La peau que j’habite
Pedro Almodovar
par Eric Fourlanty
Après avoir perdu sa femme, brûlée vive dans un accident de voiture, un chirurgien (Antonio Banderas), spécialiste de la greffe de peau, se met en tête de la faire revivre. C’est le point de départ de La peau que j’habite, mais ce n’en est pas l’intrigue. En dire plus sur cette histoire à tiroirs, comme les aime Almodovar, reviendrait à gâcher le plaisir premier de découvrir l’un de ses films : celui de voir un fabuleux conteur à l’oeuvre. Ici, les circonvolutions du récit ne manquent pas, le suspense, les fausses pistes, les flashbacks et les coups de théâtre non plus. Au point qu’on se demande si Pedro le magicien n’a pas, cette fois-ci, un peu forcé sur les effets de manche. En effet, malgré la construction alambiquée de cette construction en forme de poupées russes, on se rend compte qu’en fin de compte, le récit aurait pu être parfaitement linéaire à l’image du parcours rectiligne de ce savant fou qui ne déroge pas un instant de son obsession.

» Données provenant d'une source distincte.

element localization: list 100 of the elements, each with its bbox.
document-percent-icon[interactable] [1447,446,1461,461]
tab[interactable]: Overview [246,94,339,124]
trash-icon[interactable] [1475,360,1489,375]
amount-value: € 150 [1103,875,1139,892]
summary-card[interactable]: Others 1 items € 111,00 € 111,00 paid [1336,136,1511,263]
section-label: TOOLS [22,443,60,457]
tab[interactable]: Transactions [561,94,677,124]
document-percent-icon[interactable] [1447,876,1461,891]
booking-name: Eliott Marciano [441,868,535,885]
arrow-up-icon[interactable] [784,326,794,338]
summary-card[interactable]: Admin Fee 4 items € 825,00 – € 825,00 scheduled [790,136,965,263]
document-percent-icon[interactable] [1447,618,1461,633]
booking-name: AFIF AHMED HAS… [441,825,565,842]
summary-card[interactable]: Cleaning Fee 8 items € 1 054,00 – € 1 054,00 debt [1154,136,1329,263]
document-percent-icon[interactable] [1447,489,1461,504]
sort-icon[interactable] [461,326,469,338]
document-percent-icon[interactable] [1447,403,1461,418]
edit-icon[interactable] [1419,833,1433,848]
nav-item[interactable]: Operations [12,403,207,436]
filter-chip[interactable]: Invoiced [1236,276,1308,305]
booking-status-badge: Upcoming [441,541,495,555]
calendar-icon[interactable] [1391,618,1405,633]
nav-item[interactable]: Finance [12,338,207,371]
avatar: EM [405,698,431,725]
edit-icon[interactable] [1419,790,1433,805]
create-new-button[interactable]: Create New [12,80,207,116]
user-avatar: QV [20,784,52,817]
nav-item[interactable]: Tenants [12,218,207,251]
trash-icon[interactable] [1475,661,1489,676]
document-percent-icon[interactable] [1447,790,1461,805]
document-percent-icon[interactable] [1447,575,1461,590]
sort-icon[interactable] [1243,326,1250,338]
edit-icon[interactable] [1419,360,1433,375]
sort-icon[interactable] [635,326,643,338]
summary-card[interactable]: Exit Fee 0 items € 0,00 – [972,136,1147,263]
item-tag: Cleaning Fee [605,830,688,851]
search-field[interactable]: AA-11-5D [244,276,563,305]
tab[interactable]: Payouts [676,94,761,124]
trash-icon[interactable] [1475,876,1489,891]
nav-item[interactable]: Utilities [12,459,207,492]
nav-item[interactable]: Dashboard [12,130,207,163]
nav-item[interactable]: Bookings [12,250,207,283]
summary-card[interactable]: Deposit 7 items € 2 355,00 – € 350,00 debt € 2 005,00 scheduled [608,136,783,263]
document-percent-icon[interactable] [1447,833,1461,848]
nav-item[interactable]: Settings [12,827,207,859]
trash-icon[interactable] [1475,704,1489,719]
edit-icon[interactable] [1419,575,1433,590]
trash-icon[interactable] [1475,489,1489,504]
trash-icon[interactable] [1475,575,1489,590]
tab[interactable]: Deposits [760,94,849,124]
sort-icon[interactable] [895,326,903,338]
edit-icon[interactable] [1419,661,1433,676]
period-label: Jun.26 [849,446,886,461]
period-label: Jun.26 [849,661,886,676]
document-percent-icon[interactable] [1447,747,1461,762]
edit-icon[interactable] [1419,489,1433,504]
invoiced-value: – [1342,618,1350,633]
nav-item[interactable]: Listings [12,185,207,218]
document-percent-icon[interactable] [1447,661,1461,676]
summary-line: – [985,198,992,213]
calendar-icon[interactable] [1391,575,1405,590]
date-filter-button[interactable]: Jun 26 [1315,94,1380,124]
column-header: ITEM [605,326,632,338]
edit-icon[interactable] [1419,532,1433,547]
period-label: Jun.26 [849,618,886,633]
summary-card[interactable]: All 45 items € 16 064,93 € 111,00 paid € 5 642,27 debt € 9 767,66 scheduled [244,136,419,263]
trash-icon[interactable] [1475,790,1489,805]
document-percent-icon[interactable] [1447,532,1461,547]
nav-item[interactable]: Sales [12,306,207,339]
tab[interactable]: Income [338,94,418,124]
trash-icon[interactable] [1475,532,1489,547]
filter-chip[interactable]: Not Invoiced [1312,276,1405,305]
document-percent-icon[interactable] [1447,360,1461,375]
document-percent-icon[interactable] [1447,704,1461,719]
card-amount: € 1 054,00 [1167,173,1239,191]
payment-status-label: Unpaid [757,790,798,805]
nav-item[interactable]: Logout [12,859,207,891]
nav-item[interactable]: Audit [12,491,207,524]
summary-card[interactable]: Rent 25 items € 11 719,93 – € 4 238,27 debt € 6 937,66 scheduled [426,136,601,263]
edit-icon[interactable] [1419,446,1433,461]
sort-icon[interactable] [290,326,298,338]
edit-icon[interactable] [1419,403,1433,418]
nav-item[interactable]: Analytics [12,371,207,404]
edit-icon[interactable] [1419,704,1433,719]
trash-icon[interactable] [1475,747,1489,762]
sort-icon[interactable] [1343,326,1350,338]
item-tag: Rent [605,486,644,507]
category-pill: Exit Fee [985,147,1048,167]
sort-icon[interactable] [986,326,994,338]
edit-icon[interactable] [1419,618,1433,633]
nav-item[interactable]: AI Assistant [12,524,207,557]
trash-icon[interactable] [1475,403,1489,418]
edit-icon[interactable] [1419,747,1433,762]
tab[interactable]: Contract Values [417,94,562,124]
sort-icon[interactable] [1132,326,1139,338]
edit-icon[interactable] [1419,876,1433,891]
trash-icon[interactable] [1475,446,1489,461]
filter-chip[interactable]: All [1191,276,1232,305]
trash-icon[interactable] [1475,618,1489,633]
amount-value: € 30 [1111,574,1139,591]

En adaptant très librement un roman fantastique (Mygale, de Thierry Jonquet), Almodovar semble avoir déconstruit son récit tout d’abord au bénéfice du spectateur qui sait des choses sur le chirurgien que lui-même ne sait pas , mais aussi pour le tirer dans son univers dans lequel une histoire en cache toujours une autre. Et, dans ce cas-ci, dans lequel un corps en cache peut-être un autre
Tôt au tard, Almodovar devait en arriver à aborder ce genre de sujet de front. En effet, depuis ses débuts, l’oeuvre du flamboyant cinéaste déploie ses multiples variations sur un thème central: le corps. Le corps désiré, encore et toujours, mais aussi le corps transsexuel (La mauvaise éducation, Tout sur ma mère), le corps sublimé (Volver), diminué (De chair et d’os, Parle avec elle), mutilé (Matador) ou prisonnier (Attache-moi). Le seul autre cinéaste à avoir autant placé le corps au centre de son cinéma est probablement David Cronenberg. On imagine très bien le cinéaste de Dead Ringers réaliser un pendant nordique de La peau que j’habite.
Sous ses allures de film hitchcockien grand public, cet objet hybride est, dans sa forme comme dans ses thèmes, plus près de l’art contemporain que du cinéma traditionnel. Placé sous l’égide de Frankenstein et des Yeux sans visage, de Franju, ce film découpé et recousu comme la peau de l’être mutant qui en est au cur a plus à voir avec le travail conceptuel de Louise Bourgeois (citée dans le film) qu’avec celui de Hitchcock ou de Franju. On s’étonne presque qu’Orlan, artiste féministe qui, depuis 40 ans, travaille sur le corps y compris le sien, à travers de nombreuses chirurgies esthétiques, bien loin des diktats de beauté actuels ne soit pas invoquée. En effet, « Le corps n’est qu’un costume », l’une de ses nombreuses phrases à l’emporte-pièce, aurait pu être placée en exergue de ce film où le corps est autant magnifié que banalisé, réduit à sa plus simple expression, celui d’une enveloppe modifiable à l’infini. Un corps humain qui, sous la forme d’un film, pourrait, selon le montage qu’on en fait, être mâle ou femelle, difforme ou sublime, comique ou tragique. Ou bien tout ça à la fois.
De façon plus prosaïque, l’autre corps au coeur du film est celui d’Antonio Banderas qu’on n’a jamais vu plus félin, plus menaçant, plus séduisant. Un vrai Cary Grant ibérique! S’il est vrai que les films de fiction sont tous des documentaires sur les acteurs qui y jouent, celui-ci est un formidable hommage à la star hollywoodienne qui, 30 ans après ses débuts avec Almodovar, a gagné en finesse et en profondeur. Hormis le talent de l’acteur, il faut bien y voir le regard du cinéaste qui, vingt ans après Attache-moi, lui fait de nouveau incarner un homme qui séquestre une femme
Alors, cette peau cinématographique que le cinéaste madrilène habite comme personne d’autre, est-elle mineure ou majeure? Qu’importe. Lorsqu’un artiste reste à ce point fidèle à lui-même tout en évoluant, chaque incarnation, fut-elle aussi conceptuelle que celle-ci, vaut le détour.